As the Saudis became cognizant of the full extent of their natural riches, they took steps to gradually get control of them, and especially the revenue they produced. The vehicle for this was Aramco, which was SoCal’s postwar consortium that included Texaco, Standard Oil of New Jersey, Standard Oil of New York, and later, as a nationalized Saudi-controlled concern, Saudi Aramco, the world’s richest oil company. The turning point came during the 1973 Arab-Israeli War, in which the Nixon administration tilted decisively in support of Israel, after which Saudi Arabia nationalized its oil deposits. In response the United States turned to new ways of maintaining the relationship, and in the process retain access to Saudi oil supplies on favorable terms. Mostly, this meant a kind of mutually beneficial shotgun marriage between the two highly dissimilar cultures, which brought more military dependence and increased financial and personal ties.

 

Saudi Arabia would become—and remains today—the leading recipient of U.S. arms and military services, far exceeding Israel and all other U.S. allies. Much of this assistance goes to SANG rather than the army, and therefore is intended specifically to protect and sustain the Saudi royal family.
21

 

This military assistance extended to pilot training. Previously, the United States had concentrated on training its own aircrews for operations over Saudi Arabia. Now it was equipping and training the Saudi Royal Air Force to operate Saudi aircraft—planes that had been purchased from the United States.
22
This was an approach that President Richard Nixon also favored: take care of the despotic rulers who sat upon these thrones of petroleum, equip and train their military, and direct juicy contracts to U.S. defense contractors at the same time. The Pentagon convinced the Saudis to buy Lockheed’s new F-104 Starfighter, the first service combat aircraft designed to fly at twice the speed of sound.

 

The United States hosted Saudi princes and other Saudi scions in American universities, fostering deeper personal ties as well as inculcating American-style values and perspectives on such topics as economics and investing. The princes, exposed to American planes, fell in love with the toys—and then with others, including American ranches, mansions, and the like.

 

One aspect of this deepening bond was the increasing frequency with which Saudi princes came to United States for education and military training.

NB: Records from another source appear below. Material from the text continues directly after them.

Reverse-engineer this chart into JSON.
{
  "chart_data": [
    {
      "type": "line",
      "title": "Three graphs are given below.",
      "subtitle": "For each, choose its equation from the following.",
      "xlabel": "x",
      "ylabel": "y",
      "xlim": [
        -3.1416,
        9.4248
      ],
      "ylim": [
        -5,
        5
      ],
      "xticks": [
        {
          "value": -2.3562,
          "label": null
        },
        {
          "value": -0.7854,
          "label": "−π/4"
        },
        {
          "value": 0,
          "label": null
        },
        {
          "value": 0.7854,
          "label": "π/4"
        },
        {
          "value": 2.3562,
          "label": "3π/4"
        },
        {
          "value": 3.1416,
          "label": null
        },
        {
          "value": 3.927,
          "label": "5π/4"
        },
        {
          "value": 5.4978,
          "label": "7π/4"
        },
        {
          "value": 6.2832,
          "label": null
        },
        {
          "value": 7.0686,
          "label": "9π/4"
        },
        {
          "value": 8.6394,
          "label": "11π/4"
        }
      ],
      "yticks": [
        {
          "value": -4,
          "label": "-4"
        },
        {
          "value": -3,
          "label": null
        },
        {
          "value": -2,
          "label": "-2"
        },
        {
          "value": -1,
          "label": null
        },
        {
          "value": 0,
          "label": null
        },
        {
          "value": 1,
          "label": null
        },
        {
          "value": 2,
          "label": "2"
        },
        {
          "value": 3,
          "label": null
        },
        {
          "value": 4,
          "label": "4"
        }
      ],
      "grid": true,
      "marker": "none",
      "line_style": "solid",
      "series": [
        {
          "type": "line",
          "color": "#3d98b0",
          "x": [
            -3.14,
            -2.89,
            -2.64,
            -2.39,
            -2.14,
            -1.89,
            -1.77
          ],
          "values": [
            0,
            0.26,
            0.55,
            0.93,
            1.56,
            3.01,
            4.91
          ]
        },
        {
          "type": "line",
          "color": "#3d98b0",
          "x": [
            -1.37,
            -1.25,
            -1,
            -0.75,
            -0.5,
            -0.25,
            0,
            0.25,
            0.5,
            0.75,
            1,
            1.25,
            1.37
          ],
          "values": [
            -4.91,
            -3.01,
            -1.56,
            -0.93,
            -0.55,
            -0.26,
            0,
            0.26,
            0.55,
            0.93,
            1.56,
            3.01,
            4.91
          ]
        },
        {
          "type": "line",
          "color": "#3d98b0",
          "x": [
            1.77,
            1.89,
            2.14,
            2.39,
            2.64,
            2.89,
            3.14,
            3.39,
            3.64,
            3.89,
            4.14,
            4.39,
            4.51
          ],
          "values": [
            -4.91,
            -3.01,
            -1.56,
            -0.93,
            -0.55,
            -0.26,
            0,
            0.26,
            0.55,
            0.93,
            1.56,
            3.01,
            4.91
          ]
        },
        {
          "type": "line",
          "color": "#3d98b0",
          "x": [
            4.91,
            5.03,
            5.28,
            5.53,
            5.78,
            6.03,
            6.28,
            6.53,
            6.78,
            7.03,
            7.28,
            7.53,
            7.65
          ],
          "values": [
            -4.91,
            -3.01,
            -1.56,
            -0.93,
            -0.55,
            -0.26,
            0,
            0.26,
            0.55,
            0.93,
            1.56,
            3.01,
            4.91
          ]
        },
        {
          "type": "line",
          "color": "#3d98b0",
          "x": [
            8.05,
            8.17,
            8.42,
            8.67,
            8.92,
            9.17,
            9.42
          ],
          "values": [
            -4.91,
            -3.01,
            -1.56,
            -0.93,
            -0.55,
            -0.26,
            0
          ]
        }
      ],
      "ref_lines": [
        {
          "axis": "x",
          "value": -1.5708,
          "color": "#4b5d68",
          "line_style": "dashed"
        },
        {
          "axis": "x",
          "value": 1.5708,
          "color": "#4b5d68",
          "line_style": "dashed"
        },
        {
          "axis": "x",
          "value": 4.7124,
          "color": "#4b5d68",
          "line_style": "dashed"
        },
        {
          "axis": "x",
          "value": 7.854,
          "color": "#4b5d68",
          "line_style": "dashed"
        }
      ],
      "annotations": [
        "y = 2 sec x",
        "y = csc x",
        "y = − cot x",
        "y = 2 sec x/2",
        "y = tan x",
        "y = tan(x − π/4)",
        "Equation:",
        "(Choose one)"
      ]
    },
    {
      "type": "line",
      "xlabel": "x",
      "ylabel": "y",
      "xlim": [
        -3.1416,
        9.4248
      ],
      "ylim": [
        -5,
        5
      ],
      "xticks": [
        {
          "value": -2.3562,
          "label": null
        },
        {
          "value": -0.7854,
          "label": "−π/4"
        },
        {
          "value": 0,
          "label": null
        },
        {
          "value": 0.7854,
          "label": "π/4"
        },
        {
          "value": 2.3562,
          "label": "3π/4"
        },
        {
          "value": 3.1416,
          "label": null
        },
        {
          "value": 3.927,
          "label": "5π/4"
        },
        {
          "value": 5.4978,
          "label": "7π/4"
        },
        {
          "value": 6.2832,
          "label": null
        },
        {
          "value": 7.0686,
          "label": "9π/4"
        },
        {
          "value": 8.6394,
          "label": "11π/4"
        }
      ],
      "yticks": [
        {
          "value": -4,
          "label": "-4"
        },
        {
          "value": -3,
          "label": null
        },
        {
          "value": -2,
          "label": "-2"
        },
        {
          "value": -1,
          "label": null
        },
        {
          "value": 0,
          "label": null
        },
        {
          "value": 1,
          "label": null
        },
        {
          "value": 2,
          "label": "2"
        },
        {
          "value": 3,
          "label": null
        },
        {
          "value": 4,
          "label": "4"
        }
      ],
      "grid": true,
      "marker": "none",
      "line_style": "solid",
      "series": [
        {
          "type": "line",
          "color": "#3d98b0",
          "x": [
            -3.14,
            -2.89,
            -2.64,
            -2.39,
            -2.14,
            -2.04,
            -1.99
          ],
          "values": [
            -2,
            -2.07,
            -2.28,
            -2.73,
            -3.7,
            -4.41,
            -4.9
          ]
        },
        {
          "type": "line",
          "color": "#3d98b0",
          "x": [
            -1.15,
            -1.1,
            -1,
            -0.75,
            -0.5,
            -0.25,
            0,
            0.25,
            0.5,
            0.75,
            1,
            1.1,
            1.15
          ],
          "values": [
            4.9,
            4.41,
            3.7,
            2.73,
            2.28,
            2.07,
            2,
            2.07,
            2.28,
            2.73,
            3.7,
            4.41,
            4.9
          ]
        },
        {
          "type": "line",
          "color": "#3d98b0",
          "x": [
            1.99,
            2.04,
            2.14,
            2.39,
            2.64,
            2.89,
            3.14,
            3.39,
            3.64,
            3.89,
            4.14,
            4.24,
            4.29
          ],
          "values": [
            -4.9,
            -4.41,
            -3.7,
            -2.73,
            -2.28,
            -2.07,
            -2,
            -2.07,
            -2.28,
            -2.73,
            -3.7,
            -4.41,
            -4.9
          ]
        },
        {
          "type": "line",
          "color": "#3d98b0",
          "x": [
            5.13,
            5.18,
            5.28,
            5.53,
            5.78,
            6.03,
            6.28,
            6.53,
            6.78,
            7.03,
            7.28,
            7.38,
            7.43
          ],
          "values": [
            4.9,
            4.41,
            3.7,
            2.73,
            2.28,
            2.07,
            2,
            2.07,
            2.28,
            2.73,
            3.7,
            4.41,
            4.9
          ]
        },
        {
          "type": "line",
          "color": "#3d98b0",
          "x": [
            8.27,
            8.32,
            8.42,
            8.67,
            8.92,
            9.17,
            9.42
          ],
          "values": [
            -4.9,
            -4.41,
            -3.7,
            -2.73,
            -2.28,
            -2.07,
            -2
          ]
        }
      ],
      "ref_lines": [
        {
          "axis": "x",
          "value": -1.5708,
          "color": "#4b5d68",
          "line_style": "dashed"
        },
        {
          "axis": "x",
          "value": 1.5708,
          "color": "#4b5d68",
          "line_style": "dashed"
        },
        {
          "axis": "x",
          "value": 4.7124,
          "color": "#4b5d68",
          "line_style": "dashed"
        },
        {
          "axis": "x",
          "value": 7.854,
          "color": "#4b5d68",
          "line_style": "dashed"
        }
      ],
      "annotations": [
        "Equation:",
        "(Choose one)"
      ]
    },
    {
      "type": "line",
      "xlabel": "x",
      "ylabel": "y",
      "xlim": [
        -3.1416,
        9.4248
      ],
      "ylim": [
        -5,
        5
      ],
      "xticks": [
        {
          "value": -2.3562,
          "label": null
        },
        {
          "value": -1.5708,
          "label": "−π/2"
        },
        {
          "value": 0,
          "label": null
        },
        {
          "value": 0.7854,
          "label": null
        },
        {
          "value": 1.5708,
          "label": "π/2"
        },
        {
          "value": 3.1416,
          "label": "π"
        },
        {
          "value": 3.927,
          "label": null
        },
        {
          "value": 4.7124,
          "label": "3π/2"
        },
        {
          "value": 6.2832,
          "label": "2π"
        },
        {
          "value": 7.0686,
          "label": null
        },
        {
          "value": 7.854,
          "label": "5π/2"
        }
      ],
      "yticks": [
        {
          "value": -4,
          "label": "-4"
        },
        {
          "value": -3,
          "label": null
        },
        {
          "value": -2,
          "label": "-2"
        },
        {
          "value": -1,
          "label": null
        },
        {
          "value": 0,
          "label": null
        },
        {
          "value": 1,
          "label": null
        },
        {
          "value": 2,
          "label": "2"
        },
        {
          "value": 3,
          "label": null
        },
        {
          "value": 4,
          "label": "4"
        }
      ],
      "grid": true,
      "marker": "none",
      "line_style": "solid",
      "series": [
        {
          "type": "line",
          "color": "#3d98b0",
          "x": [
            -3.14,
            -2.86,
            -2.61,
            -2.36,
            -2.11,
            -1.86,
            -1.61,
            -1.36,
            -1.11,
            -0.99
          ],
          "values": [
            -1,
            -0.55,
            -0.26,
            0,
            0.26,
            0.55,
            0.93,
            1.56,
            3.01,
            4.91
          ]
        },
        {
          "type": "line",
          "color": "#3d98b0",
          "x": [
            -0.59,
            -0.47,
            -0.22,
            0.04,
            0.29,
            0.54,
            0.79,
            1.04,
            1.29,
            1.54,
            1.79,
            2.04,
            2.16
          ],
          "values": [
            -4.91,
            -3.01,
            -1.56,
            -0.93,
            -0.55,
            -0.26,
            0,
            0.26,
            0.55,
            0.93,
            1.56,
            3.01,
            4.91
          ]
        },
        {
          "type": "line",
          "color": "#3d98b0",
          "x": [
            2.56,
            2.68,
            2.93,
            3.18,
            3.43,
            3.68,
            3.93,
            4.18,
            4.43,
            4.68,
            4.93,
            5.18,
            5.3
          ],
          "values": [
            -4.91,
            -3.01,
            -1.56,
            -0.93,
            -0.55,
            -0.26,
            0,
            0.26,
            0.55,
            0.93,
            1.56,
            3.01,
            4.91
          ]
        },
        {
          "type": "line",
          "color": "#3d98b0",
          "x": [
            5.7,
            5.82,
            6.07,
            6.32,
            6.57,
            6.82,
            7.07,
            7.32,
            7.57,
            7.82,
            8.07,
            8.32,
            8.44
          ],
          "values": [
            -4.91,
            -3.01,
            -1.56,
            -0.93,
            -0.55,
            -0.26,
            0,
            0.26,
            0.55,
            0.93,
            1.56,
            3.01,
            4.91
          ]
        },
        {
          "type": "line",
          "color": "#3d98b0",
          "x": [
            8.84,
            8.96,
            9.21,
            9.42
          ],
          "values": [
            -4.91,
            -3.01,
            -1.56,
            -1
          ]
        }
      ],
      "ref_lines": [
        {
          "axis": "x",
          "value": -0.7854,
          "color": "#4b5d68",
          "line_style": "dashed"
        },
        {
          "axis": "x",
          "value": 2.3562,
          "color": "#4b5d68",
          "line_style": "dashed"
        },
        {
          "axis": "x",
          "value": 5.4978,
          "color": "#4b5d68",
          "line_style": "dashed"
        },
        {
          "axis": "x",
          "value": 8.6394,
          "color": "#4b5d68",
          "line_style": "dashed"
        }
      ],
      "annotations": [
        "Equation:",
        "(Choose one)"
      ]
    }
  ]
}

The latter was a crucial aspect of the effort to protect the royal family from kingdom intrigues and plots and to reinforce Saudi dependence on the U.S. military. For example, in 1970, Prince Bandar bin Sultan bin Abdul Aziz, a grandson of the late king Abdul Aziz, was at Perrin Air Force Base near Sherman, Texas, in the Dallas area, being trained as a fighter pilot on the F-102.
23

 

Access to the world’s most expensive toys—American high-performance aircraft, and even spacecraft—was a significant attraction to the Saudi princes. Bandar’s father, the longtime Saudi defense secretary Prince Sultan, was training in Houston at NASA and became the first foreign national to fly on the American Space Shuttle in 1985.
24

 

Bandar became the Saudi ambassador to the United States in 1983 while Poppy Bush was vice president and remained in the post for twenty-two years. Bandar would grow so close to the Bush family that W. nicknamed him “Bandar Bush.”
25

 

In 1973, the evolution of the U.S.-Saudi relationship quickened. Paradoxically, this heightened cooperation emerged from discord. U.S. support for the Israeli victory in the Yom Kippur War prompted the Arab nations to embargo oil and gas deliveries to the United States. Politicians felt the wrath of voters fed up with long lines at the gas pump and considerably higher prices.
26
Saudi revenues increased dramatically, as the selling price of Saudi crude nearly quadrupled between 1970 and 1974.